Ernesto F
Ernesto F

Reputation: 21

set.seed on R 4.2.1

I am having some issues with "set.seed()". My R version is 4.2.1 so in order to get the same results as in R 3.5 or older

set.seed(1)

my understanding is that I should use

set.seed(1, sample.kind = "Rounding")

but R returns the following Warning:

Warning message: In set.seed(1, sample.kind = "Rounding") : non-uniform 'Rounding' sampler used

but, results still don't match. I am doing a test online so I don't know the answer they expect me to provide but with the warning message I am somehow confident it has something to do with "set.seed()".

Upvotes: 2

Views: 475

Answers (1)

Dirk is no longer here
Dirk is no longer here

Reputation: 368181

From help(set.seed):

 ‘sample.kind’ can be ‘"Rounding"’ or ‘"Rejection"’, or partial    
 matches to these.  The former was the default in versions prior to
 3.6.0: it made ‘sample’ noticeably non-uniform on large
 populations, and should only be used for reproduction of old
 results.  See PR#17494 for a discussion. 

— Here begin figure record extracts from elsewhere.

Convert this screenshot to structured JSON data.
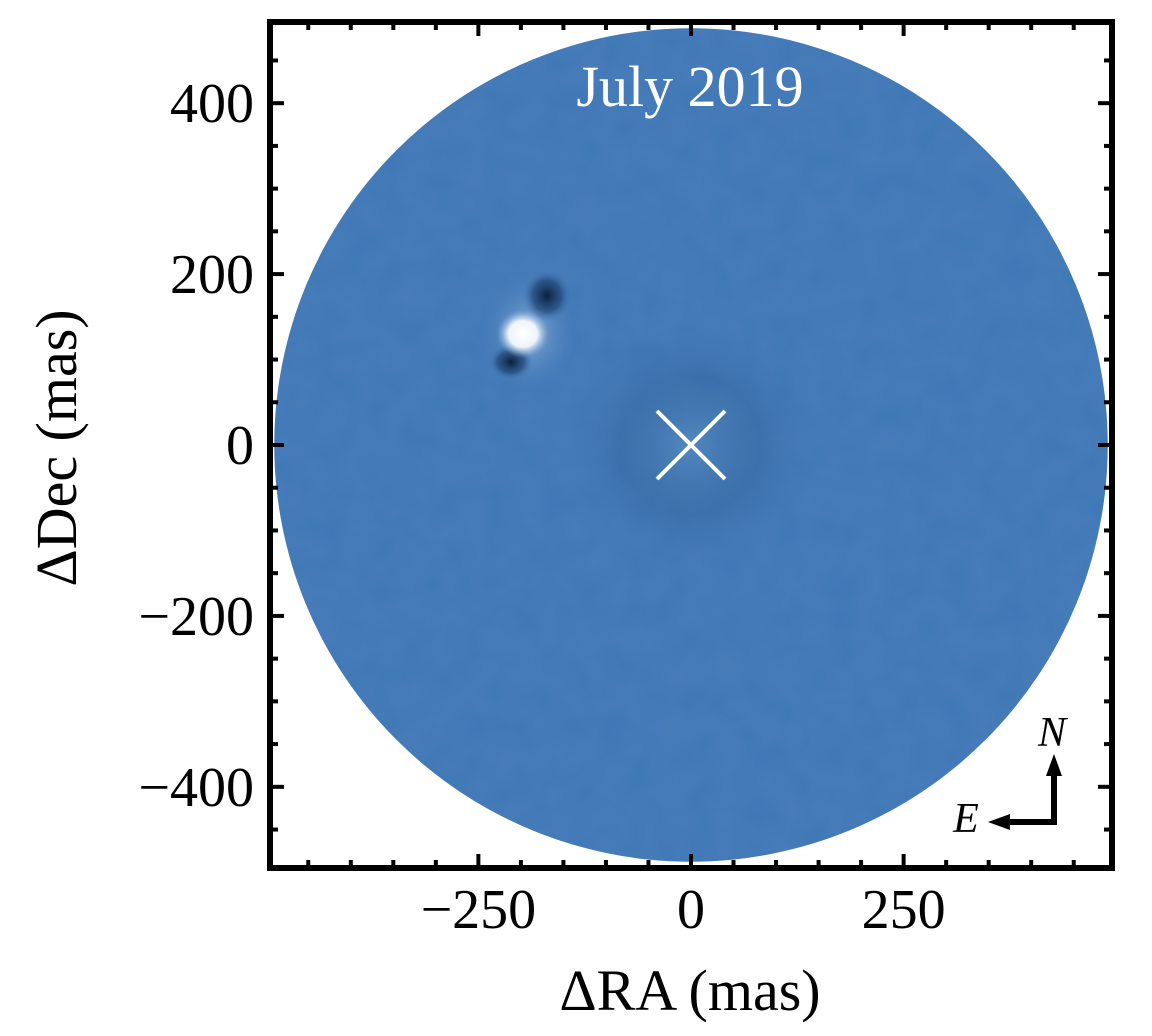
{
  "chart_data": {
    "type": "heatmap",
    "title": "July 2019",
    "xlabel": "ΔRA (mas)",
    "ylabel": "ΔDec (mas)",
    "xlim": [
      -495,
      495
    ],
    "ylim": [
      -495,
      495
    ],
    "x_ticks": [
      -250,
      0,
      250
    ],
    "x_tick_labels": [
      "−250",
      "0",
      "250"
    ],
    "y_ticks": [
      -400,
      -200,
      0,
      200,
      400
    ],
    "y_tick_labels": [
      "−400",
      "−200",
      "0",
      "200",
      "400"
    ],
    "field_radius_mas": 490,
    "background_color": "#3f77b6",
    "star_position": {
      "x": 0,
      "y": 0,
      "marker": "x"
    },
    "companion": {
      "x": -200,
      "y": 130
    },
    "compass": {
      "north_label": "N",
      "east_label": "E"
    },
    "grid": false
  }
}
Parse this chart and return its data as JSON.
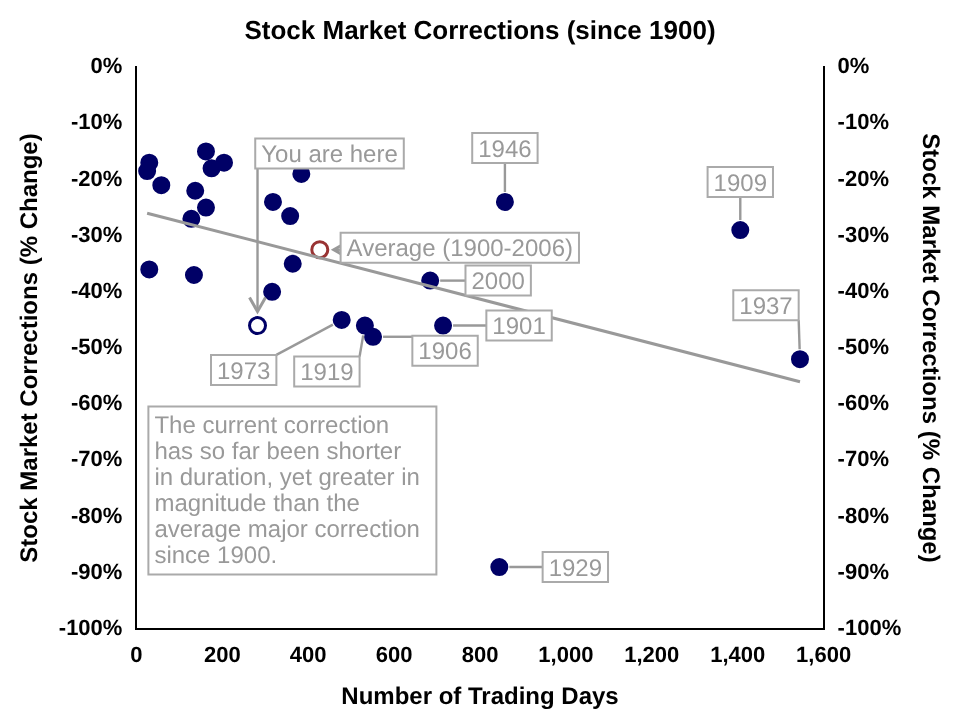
{
  "chart_data": {
    "type": "scatter",
    "title": "Stock Market Corrections (since 1900)",
    "xlabel": "Number of Trading Days",
    "ylabel": "Stock Market Corrections (% Change)",
    "y2label": "Stock Market Corrections (% Change)",
    "marker": "circle",
    "xlim": [
      0,
      1600
    ],
    "xticks": [
      0,
      200,
      400,
      600,
      800,
      {
        "value": 1000,
        "label": "1,000"
      },
      {
        "value": 1200,
        "label": "1,200"
      },
      {
        "value": 1400,
        "label": "1,400"
      },
      {
        "value": 1600,
        "label": "1,600"
      }
    ],
    "ylim": [
      -100,
      0
    ],
    "yticks": [
      {
        "value": 0,
        "label": "0%"
      },
      {
        "value": -10,
        "label": "-10%"
      },
      {
        "value": -20,
        "label": "-20%"
      },
      {
        "value": -30,
        "label": "-30%"
      },
      {
        "value": -40,
        "label": "-40%"
      },
      {
        "value": -50,
        "label": "-50%"
      },
      {
        "value": -60,
        "label": "-60%"
      },
      {
        "value": -70,
        "label": "-70%"
      },
      {
        "value": -80,
        "label": "-80%"
      },
      {
        "value": -90,
        "label": "-90%"
      },
      {
        "value": -100,
        "label": "-100%"
      }
    ],
    "y2lim": [
      -100,
      0
    ],
    "y2ticks": [
      {
        "value": 0,
        "label": "0%"
      },
      {
        "value": -10,
        "label": "-10%"
      },
      {
        "value": -20,
        "label": "-20%"
      },
      {
        "value": -30,
        "label": "-30%"
      },
      {
        "value": -40,
        "label": "-40%"
      },
      {
        "value": -50,
        "label": "-50%"
      },
      {
        "value": -60,
        "label": "-60%"
      },
      {
        "value": -70,
        "label": "-70%"
      },
      {
        "value": -80,
        "label": "-80%"
      },
      {
        "value": -90,
        "label": "-90%"
      },
      {
        "value": -100,
        "label": "-100%"
      }
    ],
    "series": [
      {
        "type": "line",
        "color": "#999999",
        "marker": "none",
        "x": [
          25,
          1545
        ],
        "values": [
          -26,
          -56
        ]
      },
      {
        "color": "#000066",
        "x": [
          30,
          25,
          58,
          162,
          175,
          204,
          137,
          162,
          128,
          384,
          318,
          358,
          30,
          134,
          364,
          316,
          478,
          532,
          551,
          714,
          684,
          858,
          1406,
          1545,
          845
        ],
        "values": [
          -17,
          -18.5,
          -21,
          -15,
          -18,
          -17,
          -22,
          -25,
          -27,
          -19,
          -24,
          -26.5,
          -36,
          -37,
          -35,
          -40,
          -45,
          -46,
          -48,
          -46,
          -38,
          -24,
          -29,
          -52,
          -89
        ]
      },
      {
        "color": "#993333",
        "x": [
          427
        ],
        "values": [
          -32.5
        ]
      },
      {
        "color": "#000066",
        "x": [
          282
        ],
        "values": [
          -46
        ]
      }
    ],
    "annotations": [
      {
        "text": "You are here",
        "x": 282,
        "y": -46
      },
      {
        "text": "1946",
        "x": 858,
        "y": -24
      },
      {
        "text": "1909",
        "x": 1406,
        "y": -29
      },
      {
        "text": "Average (1900-2006)",
        "x": 427,
        "y": -32.5
      },
      {
        "text": "2000",
        "x": 684,
        "y": -38
      },
      {
        "text": "1901",
        "x": 714,
        "y": -46
      },
      {
        "text": "1937",
        "x": 1545,
        "y": -52
      },
      {
        "text": "1973",
        "x": 478,
        "y": -45
      },
      {
        "text": "1919",
        "x": 532,
        "y": -46
      },
      {
        "text": "1906",
        "x": 551,
        "y": -48
      },
      {
        "text": "1929",
        "x": 845,
        "y": -89
      },
      "The current correction has so far been shorter in duration, yet greater in magnitude than the average major correction since 1900."
    ]
  }
}
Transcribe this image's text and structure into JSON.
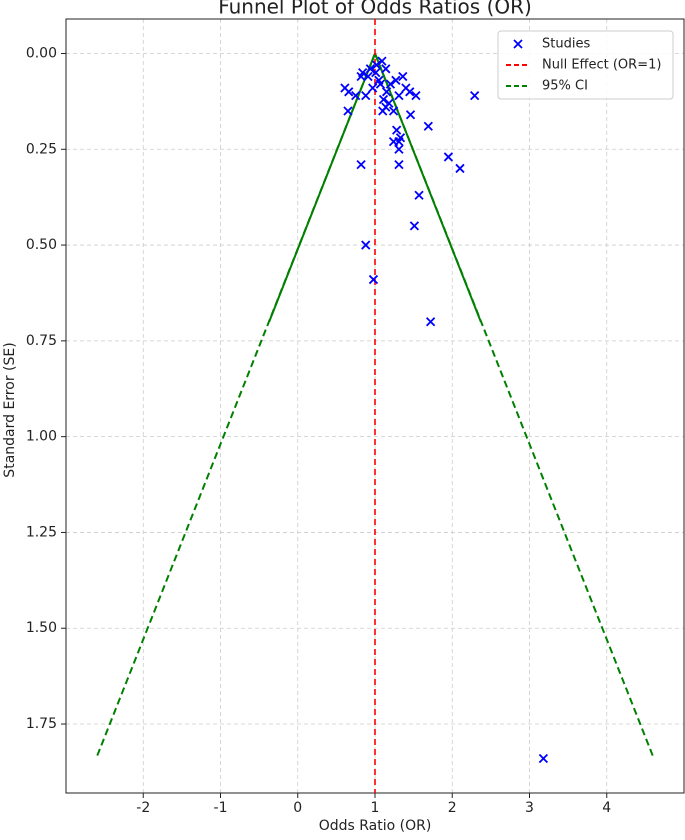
{
  "chart_data": {
    "type": "scatter",
    "title": "Funnel Plot of Odds Ratios (OR)",
    "x_label": "Odds Ratio (OR)",
    "y_label": "Standard Error (SE)",
    "xlim": [
      -3,
      5
    ],
    "ylim": [
      -0.09,
      1.93
    ],
    "y_inverted": true,
    "xticks": [
      -2,
      -1,
      0,
      1,
      2,
      3,
      4
    ],
    "yticks": [
      {
        "value": 0,
        "label": "0.00"
      },
      {
        "value": 0.25,
        "label": "0.25"
      },
      {
        "value": 0.5,
        "label": "0.50"
      },
      {
        "value": 0.75,
        "label": "0.75"
      },
      {
        "value": 1,
        "label": "1.00"
      },
      {
        "value": 1.25,
        "label": "1.25"
      },
      {
        "value": 1.5,
        "label": "1.50"
      },
      {
        "value": 1.75,
        "label": "1.75"
      }
    ],
    "grid": true,
    "legend": "upper right",
    "series": [
      {
        "name": "Studies",
        "color": "#0000ff",
        "x": [
          2.29,
          3.18,
          1.72,
          0.98,
          0.88,
          1.51,
          1.57,
          1.31,
          0.82,
          2.1,
          1.95,
          1.69,
          1.31,
          1.31,
          1.24,
          1.33,
          1.28,
          1.46,
          0.65,
          0.61,
          0.66,
          0.75,
          0.88,
          0.84,
          0.82,
          0.91,
          0.94,
          1.01,
          1.05,
          1.07,
          1.11,
          1.14,
          1.18,
          1.1,
          1.24,
          1.31,
          1.36,
          1.4,
          1.45,
          1.53,
          1.2,
          1.27,
          1.14,
          1.09,
          1.02,
          0.97,
          1.15
        ],
        "values": [
          0.11,
          1.84,
          0.7,
          0.59,
          0.5,
          0.45,
          0.37,
          0.29,
          0.29,
          0.3,
          0.27,
          0.19,
          0.25,
          0.23,
          0.23,
          0.22,
          0.2,
          0.16,
          0.15,
          0.09,
          0.1,
          0.11,
          0.11,
          0.05,
          0.06,
          0.06,
          0.04,
          0.05,
          0.07,
          0.08,
          0.12,
          0.14,
          0.13,
          0.15,
          0.15,
          0.11,
          0.06,
          0.09,
          0.1,
          0.11,
          0.08,
          0.07,
          0.04,
          0.02,
          0.03,
          0.09,
          0.1
        ]
      }
    ],
    "null_line": {
      "name": "Null Effect (OR=1)",
      "color": "#ff0000",
      "x": 1
    },
    "ci": {
      "name": "95% CI",
      "color": "#008000",
      "se": [
        0,
        1.84
      ],
      "lower": [
        1,
        -2.61
      ],
      "upper": [
        1,
        4.61
      ]
    },
    "ci_solid": {
      "color": "#008000",
      "se": [
        0,
        0.7
      ],
      "lower": [
        1,
        -0.37
      ],
      "upper": [
        1,
        2.37
      ]
    }
  }
}
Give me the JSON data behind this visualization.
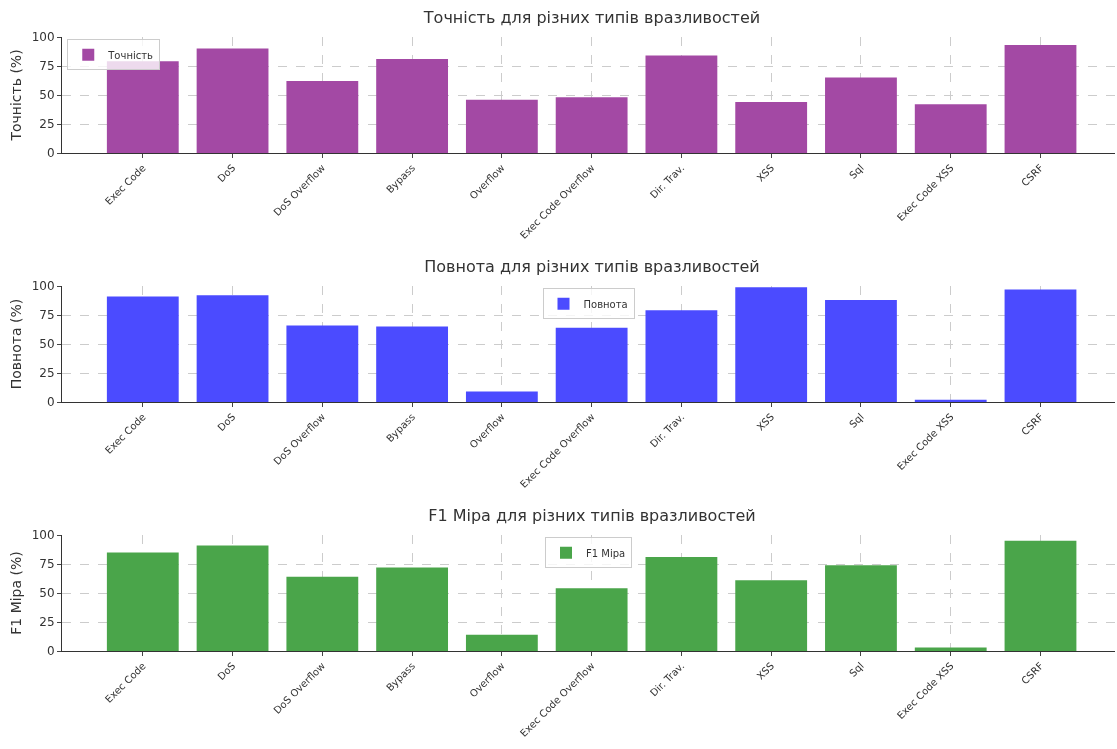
{
  "chart_data": [
    {
      "type": "bar",
      "title": "Точність для різних типів вразливостей",
      "ylabel": "Точність (%)",
      "categories": [
        "Exec Code",
        "DoS",
        "DoS Overflow",
        "Bypass",
        "Overflow",
        "Exec Code Overflow",
        "Dir. Trav.",
        "XSS",
        "Sql",
        "Exec Code XSS",
        "CSRF"
      ],
      "series": [
        {
          "name": "Точність",
          "color": "#a349a4",
          "values": [
            79,
            90,
            62,
            81,
            46,
            48,
            84,
            44,
            65,
            42,
            93
          ]
        }
      ],
      "ylim": [
        0,
        100
      ],
      "yticks": [
        0,
        25,
        50,
        75,
        100
      ],
      "grid": true,
      "legend": "top left"
    },
    {
      "type": "bar",
      "title": "Повнота для різних типів вразливостей",
      "ylabel": "Повнота (%)",
      "categories": [
        "Exec Code",
        "DoS",
        "DoS Overflow",
        "Bypass",
        "Overflow",
        "Exec Code Overflow",
        "Dir. Trav.",
        "XSS",
        "Sql",
        "Exec Code XSS",
        "CSRF"
      ],
      "series": [
        {
          "name": "Повнота",
          "color": "#4b4bff",
          "values": [
            91,
            92,
            66,
            65,
            9,
            64,
            79,
            99,
            88,
            2,
            97
          ]
        }
      ],
      "ylim": [
        0,
        100
      ],
      "yticks": [
        0,
        25,
        50,
        75,
        100
      ],
      "grid": true,
      "legend": "top"
    },
    {
      "type": "bar",
      "title": "F1 Міра для різних типів вразливостей",
      "ylabel": "F1 Міра (%)",
      "categories": [
        "Exec Code",
        "DoS",
        "DoS Overflow",
        "Bypass",
        "Overflow",
        "Exec Code Overflow",
        "Dir. Trav.",
        "XSS",
        "Sql",
        "Exec Code XSS",
        "CSRF"
      ],
      "series": [
        {
          "name": "F1 Міра",
          "color": "#4aa54a",
          "values": [
            85,
            91,
            64,
            72,
            14,
            54,
            81,
            61,
            74,
            3,
            95
          ]
        }
      ],
      "ylim": [
        0,
        100
      ],
      "yticks": [
        0,
        25,
        50,
        75,
        100
      ],
      "grid": true,
      "legend": "top"
    }
  ]
}
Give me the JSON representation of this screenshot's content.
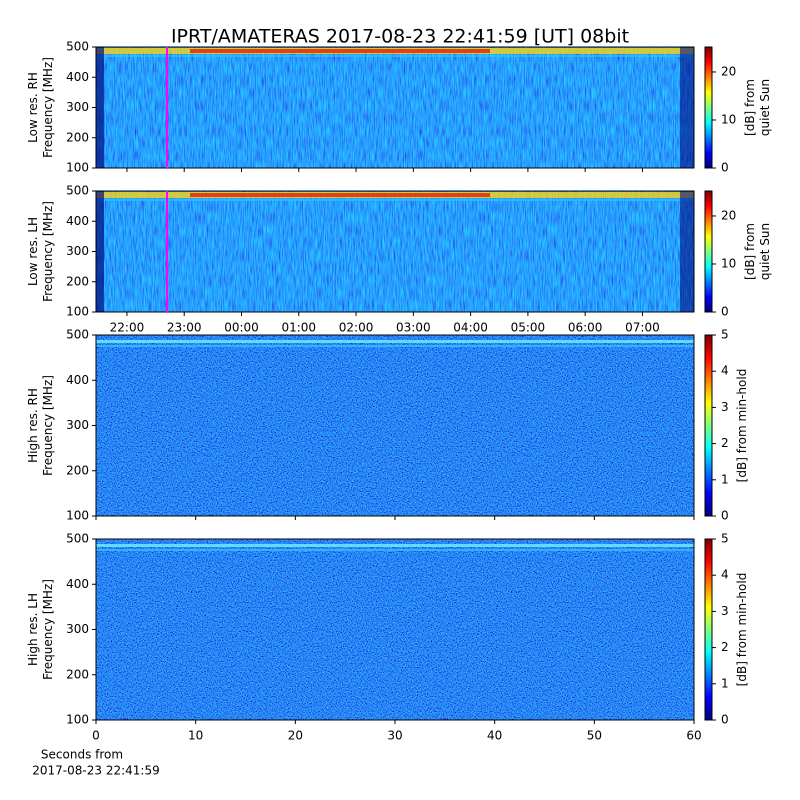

To actually get R 3.6.0 or later to reproduce the prior draws, a different argument is needed. It's been a few years but I think we discussed this here at SO before...

Edit: Nothing that a little probing with Docker, and the help pages, cannot solve (given that I as its author have a few r-base images here):

edd@rob:~$ docker run --rm -ti r-base:3.4.4 Rscript -e 'set.seed(123); sample(1:10, 3)'
[1] 3 8 4
edd@rob:~$ docker run --rm -ti r-base:4.2.1 Rscript -e 'set.seed(123); sample(1:10, 3)'
[1]  3 10  2
edd@rob:~$ docker run --rm -ti r-base:4.2.1 Rscript -e 'RNGversion("3.4.4"); set.seed(123); sample(1:10, 3)'
Warning message:
In RNGkind("Mersenne-Twister", "Inversion", "Rounding") :
  non-uniform 'Rounding' sampler used
[1] 3 8 4
edd@rob:~$ 

Here we have

  1. A set of 3 8 4 sampled from 1:10 under 3.4.4 (before the change)
  2. A different set 3 10 2 sampled from 1:10 (under the same seed) using current 4.2.1 demonstrating that "yes, Veronica, sample() changed"
  3. Because R is serious, we can in fact under the current version get the old behavior back if we ask for it.

Not bad. But yes, the warning you saw under current R is apparently par for the course.